Cut-off grades. Everyone gets hung up about cut-off grades, as if they’re voodoo. The basic text is Lane’s Economic Definition of Ore (1968) but it’s a tough read. By way of simple explanation:

The first thing that needs to be understood is what is the limiting factor of the mine. Is it mine limited, mill limited or market limited?

• An open pit can mine as much dirt as you like, but the mill has a capacity of 1.5Mtpa, so it’s mill limited.
• An underground mine can fit 1Mtpa up the decline to feed a 1.5Mtpa mill. It’s mine limited.
• A crappy iron ore junior could sell 8Mtpa of 58% high-phos fines in 2012, but now can’t sell a cracker. It’s market limited.

Mill limited is generally the case. Market limited is difficult to analyse and I won’t go into it here. Nor will I go into the mathematics, but, when analysing cut-off grades, fixed costs are added to the limiting factor.

So, for the open cut, the mill operating cost is, say, \$25/t plus \$8/t fixed costs (rule of thumb – each department in a mine costs at least \$1Mpa: geology, mining, maintenance, admin, survey, safety & enviro etc.). This may have the effect of reducing the amount of ore available but also reduces the variable mining cost, which, counterintuitively, may also expand the pit to find more ore to pay for the fixed costs. It depends on the operation.

Cut-off grades introduce opportunity cost. Each tonne of ore fed into a mill in a mill-limited or mined in a mine-limited operation potentially displaces a tonne of higher-grade material that could produce higher margins at the same operating cost.

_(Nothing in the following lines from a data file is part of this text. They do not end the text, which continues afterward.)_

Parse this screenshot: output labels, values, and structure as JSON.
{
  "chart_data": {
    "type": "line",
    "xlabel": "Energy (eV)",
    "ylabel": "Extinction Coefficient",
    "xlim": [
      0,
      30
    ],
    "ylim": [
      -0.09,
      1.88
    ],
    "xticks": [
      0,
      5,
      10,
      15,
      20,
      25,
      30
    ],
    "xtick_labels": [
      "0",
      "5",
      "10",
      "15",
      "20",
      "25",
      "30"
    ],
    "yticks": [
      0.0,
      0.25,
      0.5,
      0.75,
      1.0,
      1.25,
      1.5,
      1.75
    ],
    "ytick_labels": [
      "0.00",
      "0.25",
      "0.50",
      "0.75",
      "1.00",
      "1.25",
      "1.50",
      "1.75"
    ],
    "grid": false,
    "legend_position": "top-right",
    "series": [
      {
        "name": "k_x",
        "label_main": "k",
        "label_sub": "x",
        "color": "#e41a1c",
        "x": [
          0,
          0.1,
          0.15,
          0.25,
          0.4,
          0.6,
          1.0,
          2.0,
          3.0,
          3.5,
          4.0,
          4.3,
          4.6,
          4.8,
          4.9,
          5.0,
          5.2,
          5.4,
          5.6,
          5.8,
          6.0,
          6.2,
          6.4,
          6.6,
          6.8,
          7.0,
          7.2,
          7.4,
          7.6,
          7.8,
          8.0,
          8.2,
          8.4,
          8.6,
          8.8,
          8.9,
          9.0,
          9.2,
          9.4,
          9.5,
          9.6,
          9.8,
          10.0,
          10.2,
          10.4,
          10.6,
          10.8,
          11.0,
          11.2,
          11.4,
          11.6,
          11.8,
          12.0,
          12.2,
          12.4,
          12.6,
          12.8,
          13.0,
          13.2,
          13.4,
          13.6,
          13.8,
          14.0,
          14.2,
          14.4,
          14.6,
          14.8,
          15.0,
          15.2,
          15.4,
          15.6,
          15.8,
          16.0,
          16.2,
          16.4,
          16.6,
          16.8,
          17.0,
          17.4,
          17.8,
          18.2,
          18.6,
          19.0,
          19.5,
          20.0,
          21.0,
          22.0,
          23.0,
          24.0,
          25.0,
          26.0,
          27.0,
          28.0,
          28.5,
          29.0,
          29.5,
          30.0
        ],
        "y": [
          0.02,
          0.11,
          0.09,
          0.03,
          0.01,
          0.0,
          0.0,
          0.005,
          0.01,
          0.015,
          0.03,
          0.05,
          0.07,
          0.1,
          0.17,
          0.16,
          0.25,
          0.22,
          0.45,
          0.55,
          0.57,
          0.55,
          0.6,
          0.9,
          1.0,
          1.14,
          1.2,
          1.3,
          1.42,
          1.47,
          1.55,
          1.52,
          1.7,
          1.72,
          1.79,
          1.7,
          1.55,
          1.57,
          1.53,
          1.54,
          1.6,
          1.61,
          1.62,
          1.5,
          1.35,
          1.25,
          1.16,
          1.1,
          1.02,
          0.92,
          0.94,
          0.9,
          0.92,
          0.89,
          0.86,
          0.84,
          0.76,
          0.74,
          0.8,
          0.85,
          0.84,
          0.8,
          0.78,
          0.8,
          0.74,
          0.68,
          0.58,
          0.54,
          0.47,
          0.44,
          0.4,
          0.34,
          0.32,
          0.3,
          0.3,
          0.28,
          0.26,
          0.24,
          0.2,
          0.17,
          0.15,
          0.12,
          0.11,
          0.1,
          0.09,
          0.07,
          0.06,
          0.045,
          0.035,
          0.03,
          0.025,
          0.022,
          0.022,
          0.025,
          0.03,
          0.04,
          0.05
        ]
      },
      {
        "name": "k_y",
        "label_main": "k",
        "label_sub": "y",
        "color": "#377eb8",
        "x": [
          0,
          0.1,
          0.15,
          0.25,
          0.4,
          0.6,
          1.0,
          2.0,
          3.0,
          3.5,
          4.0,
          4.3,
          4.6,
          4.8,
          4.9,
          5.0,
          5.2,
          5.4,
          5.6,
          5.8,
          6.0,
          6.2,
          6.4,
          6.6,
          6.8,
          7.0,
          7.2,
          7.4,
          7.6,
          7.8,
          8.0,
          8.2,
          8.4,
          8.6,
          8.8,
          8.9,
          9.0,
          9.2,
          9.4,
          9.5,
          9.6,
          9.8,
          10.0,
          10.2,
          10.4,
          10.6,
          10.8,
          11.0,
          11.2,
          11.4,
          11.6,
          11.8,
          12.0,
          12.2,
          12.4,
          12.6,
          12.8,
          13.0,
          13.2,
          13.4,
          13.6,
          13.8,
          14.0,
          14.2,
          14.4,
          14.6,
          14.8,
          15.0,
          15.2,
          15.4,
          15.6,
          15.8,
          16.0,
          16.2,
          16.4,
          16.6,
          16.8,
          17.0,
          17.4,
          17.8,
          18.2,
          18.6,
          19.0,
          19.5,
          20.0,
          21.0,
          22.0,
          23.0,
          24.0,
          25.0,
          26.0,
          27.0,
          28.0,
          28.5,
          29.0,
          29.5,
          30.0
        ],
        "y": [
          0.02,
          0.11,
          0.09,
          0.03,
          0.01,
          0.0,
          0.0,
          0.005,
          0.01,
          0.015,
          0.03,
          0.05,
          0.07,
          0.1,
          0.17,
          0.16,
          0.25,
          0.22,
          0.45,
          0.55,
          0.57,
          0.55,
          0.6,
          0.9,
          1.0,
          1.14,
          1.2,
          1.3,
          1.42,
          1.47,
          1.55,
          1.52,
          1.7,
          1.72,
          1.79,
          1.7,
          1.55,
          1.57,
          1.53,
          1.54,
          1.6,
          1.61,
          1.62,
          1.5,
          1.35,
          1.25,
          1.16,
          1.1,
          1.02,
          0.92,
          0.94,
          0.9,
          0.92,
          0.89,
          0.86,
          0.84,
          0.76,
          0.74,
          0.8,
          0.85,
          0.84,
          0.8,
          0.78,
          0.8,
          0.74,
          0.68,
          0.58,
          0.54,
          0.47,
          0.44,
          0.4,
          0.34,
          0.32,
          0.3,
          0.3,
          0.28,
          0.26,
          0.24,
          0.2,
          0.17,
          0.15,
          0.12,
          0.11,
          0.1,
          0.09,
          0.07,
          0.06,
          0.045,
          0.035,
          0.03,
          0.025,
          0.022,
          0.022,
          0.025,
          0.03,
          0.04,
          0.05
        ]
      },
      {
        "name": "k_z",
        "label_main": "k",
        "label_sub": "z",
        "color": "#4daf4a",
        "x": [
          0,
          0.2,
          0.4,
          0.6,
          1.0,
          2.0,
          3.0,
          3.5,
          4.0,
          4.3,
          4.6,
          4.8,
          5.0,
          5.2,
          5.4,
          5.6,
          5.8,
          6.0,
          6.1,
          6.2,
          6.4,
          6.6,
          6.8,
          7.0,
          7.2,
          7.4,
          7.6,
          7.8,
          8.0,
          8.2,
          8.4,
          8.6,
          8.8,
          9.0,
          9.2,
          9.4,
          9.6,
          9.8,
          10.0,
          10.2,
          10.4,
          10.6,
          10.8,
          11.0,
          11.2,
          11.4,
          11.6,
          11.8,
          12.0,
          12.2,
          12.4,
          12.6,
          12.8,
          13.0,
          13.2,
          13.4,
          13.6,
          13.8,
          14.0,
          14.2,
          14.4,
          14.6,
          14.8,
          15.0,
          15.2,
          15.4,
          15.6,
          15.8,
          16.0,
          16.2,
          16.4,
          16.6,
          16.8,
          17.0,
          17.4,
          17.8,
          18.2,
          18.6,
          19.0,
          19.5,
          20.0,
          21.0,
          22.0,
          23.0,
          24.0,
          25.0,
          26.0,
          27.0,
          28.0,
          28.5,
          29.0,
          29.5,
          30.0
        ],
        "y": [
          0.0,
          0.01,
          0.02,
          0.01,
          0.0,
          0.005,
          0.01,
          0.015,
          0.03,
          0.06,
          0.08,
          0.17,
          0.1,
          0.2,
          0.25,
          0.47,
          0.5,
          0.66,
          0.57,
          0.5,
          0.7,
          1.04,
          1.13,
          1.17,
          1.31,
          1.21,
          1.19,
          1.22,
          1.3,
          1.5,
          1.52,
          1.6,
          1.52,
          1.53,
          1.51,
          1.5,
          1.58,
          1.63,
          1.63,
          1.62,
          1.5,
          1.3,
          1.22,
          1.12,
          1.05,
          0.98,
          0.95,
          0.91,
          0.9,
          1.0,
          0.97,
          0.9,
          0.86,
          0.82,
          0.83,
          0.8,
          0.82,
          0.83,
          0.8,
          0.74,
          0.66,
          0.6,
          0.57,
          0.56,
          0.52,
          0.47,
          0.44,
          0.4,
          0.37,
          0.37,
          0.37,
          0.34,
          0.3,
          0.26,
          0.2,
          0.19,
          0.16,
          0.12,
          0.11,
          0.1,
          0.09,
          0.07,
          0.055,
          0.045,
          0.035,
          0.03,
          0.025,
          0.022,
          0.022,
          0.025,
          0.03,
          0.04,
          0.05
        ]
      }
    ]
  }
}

This is why ore loss and dilution are so important (rule of thumb – 5% for each in a well managed, bog-standard pit, mostly much higher underground). If you feed in a tonne of mullock, it costs you \$33, for no return.

Having understood the limiting factor, there are usually then three cut-off grades applied to the operation:

1. Incremental cut-off grade: mill operating cost/(grade x recovery x metal price). Mathematically, the mining cost in open pits cancels out and is irrelevant – if ya don’t mine, ya don’t got no ore.

This is used to determine how much of the Mineral Resource may be economic. The best strategy is to stockpile low-grade ore or marginal ore for later processing if higher grade material is available and the dirt doesn’t deteriorate with time, reducing recoveries through (usually) oxidation of sulphides. It is better to fill the mill with this material to carry fixed costs when the project is mine limited or temporarily mine limited for some reason (eg the wet season).

1. Operating cut-off grade: (mill operating cost + mine operating cost + site overheads)/(grade x recovery x metal price). This is used in mine planning for monthly, quarterly, annual plans, whatever.
2. Full cut-off grade: (mill operating cost + mine operating cost + site overheads + opportunity cost)/(grade x recovery x metal price). This is used to maximise the margins early on in the life of the mine to maximise NPV and repay capital.

The opportunity cost is where most people become confused. An opportunity cost is defined as “the cost of taking a particular course of action as opposed to another option”. Lane mathematically relates opportunity cost in mining projects to a project’s present value and discount rate, simultaneously calculating cut-offs for mining, processing and marketing to result in an optimal cut-off. Again, the mathematics is involved. This can be done on a spreadsheet, but there are a number of commercial software algorithms that do this.

From these cut-offs, the engineer can derive a schedule and cash-flow model.

It’s important to consider that cut-off grades are boundary values. Three simple rules:

1. Don’t process anything that makes less money
2. Fill the mill to ensure fixed costs are covered. How many projects are there that have large legacy mills with large fixed costs but not enough ore at hand to fill the mill? Campaign milling is not ideal.
3. Fill the mill with the material that makes the most money first.

The actual cut-offs applied are an output and not an input.

At the end of the mine’s life, when the Resource has been mined and the mill paid off and the Directors are backslapping and high-fiving, the stockpiled marginal ore can be fed through the mill, hopefully producing sufficient revenue to pay for rehab and closure costs.

Time dependent, folks. The Competent Person for Reserves MUST take a reasonable view on future commodity prices and exchange rates. For example, if you see a cobalt “Reserve” that uses a cobalt price significantly greater than the consensus future price at the time of reporting (and there’s plenty of places you can get this from), then run or start shorting.

A lot of this stuff can be automated by various software packages, which takes the labour out of it and is better at performing complex iterations and examining constraints. But it is important that the resultant schedule be carefully examined by a competent engineer and modified to smooth production. A lumpy schedule causes variable demands on equipment, which leads to operational problems.

In short, no meaningful schedule, no Ore Reserve. The engineer must demonstrate that the ore is physically accessible during the life of the operation. An annualised summary just doesn’t cut it.